山瀬功治が京都にもたらした武器=システム変更を機に発揮された攻撃力
補強の目玉として注目される存在
パスをつなぐ京都のサッカーにおいて、山瀬のドリブルで仕掛けるスタイルは異端だが、それが逆にアクセントとなっている 【(C)J.LEAGUE PHOTOS】
今季、京都には9選手が新たに加入。J1の強豪クラブを渡り歩き、元日本代表の経歴も持つ山瀬は補強の目玉として注目される存在だった。激戦の末に3−3で引き分けた開幕戦のガンバ大阪戦では果敢なドリブルで攻撃に勢いをもたらし、一時は2−2の同点に追いつくシュートを決めるなど、早速その実力を披露した。
たが、続く第2節の東京V戦で右ひざを負傷。次にピッチに立ったのは第11節のジェフユナイテッド千葉戦と、復帰まで1カ月半を要している。5月の大型連休以降はコンディションや試合勘が戻ってフル出場が続いたが、前半戦は全21試合中13試合に出場して2得点。チーム自体が苦しみながら勝ち点を積み重ねるケースが目立つ中、山瀬自身もピッチに立てば質の高いプレーを見せていたとはいえ、どこか煮え切らない試合が続いていた。
転機となったのは前半戦最後の試合となった6月29日の第21節の栃木SC戦だ。スイスのヤングボーイズへ移籍した久保裕也の国内ラストマッチとして注目を集めた一戦で、大木武監督はシステム変更という決断を下している。その1週間前の第20節の水戸ホーリーホック戦をホームで落としたことを受けて、「ここからもう一つギアを上げて、ターボをかけていく」(大木監督)と従来の4−4−2から4−3−3へ移行したのだ。
この試合は2−2の引き分け。一時は逆転しながら終了間際に追いつかれたことで後味は悪かったが、内容では攻守にアグレッシブなプレーが蘇るなど収穫の多い試合となった。山瀬は3トップの左に入って多くのチャンスを演出し、工藤浩平の得点をアシストするなど存在感を発揮している。そして、その翌週からの活躍は冒頭で述べたとおりだ。
転機となったシステム変更
山瀬についても同様だ。サイドハーフからウイングへ変わったことで、彼の持つ攻撃力がより発揮されるようになってきた。片方のサイドに人が密集して細かいパスをつないでいくスタイルが特徴の京都。4−4−2のサイドハーフでは組み立てに顔を出し、そこから前へ出ていくことが多い。チームがうまく機能している時は問題ないのだが、時には組み立ての仕事に多くの労力を割かれてしまい、肝心の高い位置での仕事が少なくなってしまう場面も見受けられていた。

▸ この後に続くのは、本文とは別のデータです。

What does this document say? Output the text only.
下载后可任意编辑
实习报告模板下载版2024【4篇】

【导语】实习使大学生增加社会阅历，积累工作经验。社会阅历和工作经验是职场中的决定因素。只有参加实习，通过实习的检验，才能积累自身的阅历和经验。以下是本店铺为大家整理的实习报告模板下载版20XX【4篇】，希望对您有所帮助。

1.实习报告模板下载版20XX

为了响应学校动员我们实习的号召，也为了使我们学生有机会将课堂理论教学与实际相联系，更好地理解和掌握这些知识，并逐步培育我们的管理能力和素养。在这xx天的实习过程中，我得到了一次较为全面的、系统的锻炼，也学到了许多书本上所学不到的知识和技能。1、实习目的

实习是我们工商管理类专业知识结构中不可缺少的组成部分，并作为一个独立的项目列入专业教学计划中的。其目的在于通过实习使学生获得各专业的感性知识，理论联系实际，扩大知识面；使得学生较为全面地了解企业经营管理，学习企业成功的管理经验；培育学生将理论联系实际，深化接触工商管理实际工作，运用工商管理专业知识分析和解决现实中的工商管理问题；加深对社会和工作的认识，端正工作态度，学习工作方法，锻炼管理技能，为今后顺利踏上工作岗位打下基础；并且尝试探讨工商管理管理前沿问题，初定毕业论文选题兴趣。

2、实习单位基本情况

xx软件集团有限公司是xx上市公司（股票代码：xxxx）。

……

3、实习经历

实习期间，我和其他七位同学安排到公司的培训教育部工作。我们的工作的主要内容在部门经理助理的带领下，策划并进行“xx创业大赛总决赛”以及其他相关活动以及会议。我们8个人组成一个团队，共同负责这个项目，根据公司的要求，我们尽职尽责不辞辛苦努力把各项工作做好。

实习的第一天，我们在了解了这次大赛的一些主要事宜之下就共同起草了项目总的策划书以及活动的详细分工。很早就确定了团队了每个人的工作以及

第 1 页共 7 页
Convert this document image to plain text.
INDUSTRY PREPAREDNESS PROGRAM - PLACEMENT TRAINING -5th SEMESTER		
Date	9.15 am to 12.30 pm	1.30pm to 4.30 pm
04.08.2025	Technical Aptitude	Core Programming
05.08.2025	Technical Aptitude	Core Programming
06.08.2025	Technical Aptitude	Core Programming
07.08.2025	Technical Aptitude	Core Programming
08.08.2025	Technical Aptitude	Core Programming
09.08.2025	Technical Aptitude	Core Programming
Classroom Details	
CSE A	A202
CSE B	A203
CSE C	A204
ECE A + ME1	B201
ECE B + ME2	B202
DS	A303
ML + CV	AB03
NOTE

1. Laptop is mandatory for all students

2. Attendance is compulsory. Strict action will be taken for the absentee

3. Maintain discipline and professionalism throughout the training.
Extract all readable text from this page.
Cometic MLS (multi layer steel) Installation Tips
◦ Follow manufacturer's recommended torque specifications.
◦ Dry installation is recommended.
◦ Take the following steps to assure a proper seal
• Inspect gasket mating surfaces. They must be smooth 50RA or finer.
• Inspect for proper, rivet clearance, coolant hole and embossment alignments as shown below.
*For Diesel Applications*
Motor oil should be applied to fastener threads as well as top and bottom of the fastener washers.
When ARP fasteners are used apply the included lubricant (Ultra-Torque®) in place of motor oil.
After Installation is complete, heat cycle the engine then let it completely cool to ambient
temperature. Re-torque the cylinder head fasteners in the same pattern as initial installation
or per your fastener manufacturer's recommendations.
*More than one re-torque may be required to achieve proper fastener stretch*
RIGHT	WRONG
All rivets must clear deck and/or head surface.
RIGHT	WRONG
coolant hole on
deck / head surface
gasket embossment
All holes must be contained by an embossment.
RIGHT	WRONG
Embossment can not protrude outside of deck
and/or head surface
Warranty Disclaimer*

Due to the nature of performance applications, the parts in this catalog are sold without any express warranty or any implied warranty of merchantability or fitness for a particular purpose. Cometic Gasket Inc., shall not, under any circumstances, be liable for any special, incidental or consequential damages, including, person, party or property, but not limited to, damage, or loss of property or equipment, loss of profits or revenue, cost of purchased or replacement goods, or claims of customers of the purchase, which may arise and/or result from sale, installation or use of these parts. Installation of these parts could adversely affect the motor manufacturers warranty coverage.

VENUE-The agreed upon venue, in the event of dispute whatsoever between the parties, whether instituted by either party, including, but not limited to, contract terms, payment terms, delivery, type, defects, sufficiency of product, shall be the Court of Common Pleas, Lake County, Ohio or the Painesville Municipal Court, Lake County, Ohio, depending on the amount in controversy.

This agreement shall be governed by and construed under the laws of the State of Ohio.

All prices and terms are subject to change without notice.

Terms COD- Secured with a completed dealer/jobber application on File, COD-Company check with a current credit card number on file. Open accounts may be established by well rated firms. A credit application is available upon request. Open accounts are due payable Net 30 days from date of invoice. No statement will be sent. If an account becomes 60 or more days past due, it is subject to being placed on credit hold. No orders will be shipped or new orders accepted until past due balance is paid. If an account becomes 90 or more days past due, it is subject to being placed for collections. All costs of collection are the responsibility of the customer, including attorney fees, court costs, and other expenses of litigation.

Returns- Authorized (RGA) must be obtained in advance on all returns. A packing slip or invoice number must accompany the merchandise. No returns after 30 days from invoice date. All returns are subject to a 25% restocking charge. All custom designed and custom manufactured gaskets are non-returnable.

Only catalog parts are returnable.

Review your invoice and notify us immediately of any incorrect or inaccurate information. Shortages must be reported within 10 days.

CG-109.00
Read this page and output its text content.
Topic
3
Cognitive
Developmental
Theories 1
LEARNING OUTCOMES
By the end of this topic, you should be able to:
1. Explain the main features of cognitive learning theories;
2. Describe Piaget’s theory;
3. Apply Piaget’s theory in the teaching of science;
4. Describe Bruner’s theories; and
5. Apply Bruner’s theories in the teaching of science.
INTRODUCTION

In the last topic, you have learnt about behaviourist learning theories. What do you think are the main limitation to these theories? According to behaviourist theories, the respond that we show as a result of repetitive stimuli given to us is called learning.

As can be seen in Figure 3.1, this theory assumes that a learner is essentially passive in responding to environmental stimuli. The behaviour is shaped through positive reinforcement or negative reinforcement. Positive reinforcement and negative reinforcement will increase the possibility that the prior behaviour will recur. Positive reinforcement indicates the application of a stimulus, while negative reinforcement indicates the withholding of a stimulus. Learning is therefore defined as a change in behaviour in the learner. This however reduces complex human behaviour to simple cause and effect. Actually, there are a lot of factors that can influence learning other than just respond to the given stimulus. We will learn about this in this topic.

それが4−3−3のウイングに入ってからは、仕掛ける場面が増加している。ポジションが一つ前に上がったことで、ゴールに近い位置でボールを受ける回数が増えたのだ。戦術的にも片方のサイドに人が集まるスタイルは継続しつつも、3トップ変更後はボールと逆サイドのウイングの選手は、時に外側へ張るような位置取りを取って意図的に孤立する。そこへボールが回ってくれば、1対1で勝負できるというという具合だ。